The Bonfire of the Vanities
Sherman McCoy is a WASP, bond trader and self-appointed 'Master of the Universe'. He has a fashionable wife, a Park Avenue apartment and a Southern mistress. His spectacular fall begins the moment he is involved in a hit-and-run accident in the Bronx. Prosecutors, newspaper hacks, politicians and clergy close in on him, determined to bring him down. "The Bonfire of the Vanities" is a caustic satire on the money-feverish Eighties. This exuberant novel cemented Wolfe's reputation as the foremost chronicler of his age.
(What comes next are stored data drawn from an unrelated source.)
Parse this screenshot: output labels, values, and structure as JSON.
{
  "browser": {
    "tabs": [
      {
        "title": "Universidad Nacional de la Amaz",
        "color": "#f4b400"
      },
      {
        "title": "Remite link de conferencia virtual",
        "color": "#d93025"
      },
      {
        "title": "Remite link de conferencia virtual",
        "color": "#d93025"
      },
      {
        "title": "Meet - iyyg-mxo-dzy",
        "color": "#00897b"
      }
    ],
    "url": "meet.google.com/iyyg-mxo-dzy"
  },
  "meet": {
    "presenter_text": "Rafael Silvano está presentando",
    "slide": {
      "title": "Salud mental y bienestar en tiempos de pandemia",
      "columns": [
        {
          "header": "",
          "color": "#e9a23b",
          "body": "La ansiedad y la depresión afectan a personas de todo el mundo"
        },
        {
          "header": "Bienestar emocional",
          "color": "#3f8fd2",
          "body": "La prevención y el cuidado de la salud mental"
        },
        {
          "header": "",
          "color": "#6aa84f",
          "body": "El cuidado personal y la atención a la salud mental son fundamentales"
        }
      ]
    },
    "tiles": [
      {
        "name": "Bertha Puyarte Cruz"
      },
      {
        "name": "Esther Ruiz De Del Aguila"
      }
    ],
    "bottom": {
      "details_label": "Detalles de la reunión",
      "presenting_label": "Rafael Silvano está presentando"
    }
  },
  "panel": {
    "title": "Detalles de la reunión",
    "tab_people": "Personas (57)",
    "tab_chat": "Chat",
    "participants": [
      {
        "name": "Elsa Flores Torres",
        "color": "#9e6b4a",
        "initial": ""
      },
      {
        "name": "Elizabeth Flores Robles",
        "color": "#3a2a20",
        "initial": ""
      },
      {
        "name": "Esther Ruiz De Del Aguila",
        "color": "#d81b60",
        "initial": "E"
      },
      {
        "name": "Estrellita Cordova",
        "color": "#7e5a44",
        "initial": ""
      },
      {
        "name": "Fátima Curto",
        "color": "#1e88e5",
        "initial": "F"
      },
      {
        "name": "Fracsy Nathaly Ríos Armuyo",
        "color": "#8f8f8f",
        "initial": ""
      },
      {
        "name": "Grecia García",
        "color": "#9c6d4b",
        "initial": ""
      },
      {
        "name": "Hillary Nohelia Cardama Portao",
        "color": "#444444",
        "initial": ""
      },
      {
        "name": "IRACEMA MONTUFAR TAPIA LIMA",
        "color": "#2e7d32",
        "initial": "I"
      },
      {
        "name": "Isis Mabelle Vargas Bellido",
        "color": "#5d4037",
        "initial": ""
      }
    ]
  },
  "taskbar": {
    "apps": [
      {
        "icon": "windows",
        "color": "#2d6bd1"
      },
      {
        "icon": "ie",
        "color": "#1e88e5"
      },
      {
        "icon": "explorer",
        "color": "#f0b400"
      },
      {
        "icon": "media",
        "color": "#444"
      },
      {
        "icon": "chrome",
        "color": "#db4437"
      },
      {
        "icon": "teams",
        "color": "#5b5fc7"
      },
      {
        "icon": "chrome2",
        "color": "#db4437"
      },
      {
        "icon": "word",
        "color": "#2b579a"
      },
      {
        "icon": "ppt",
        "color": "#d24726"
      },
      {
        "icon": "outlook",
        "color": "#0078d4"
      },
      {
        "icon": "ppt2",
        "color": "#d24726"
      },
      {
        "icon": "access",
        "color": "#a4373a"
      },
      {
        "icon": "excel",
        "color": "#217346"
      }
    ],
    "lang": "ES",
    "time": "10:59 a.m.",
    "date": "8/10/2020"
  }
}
As influential as Martin Amis's MONEY and Oliver Stone's film WALL STREET, this is an exhilarating satire of Eighties excess and a book that captures the roiling spirit of New York
Tom Wolfe was born in 1931. He has written for The Washington Post and The New York Herald Tribune and is credited with the creation of 'New Journalism'. Between 1984 and 1985 Wolfe wrote his first novel The Bonfire of the Vanities in serial form for Rolling Stone magazine. The novel was published in 1987. It was number one of the New York Times bestseller list for two months and remained on the list for more than a year. He is the author of sixteen books, among them such contemporary classics as The Electric Kool-Aid Acid Test, and I Am Charlotte Simmons. He lives in New York City.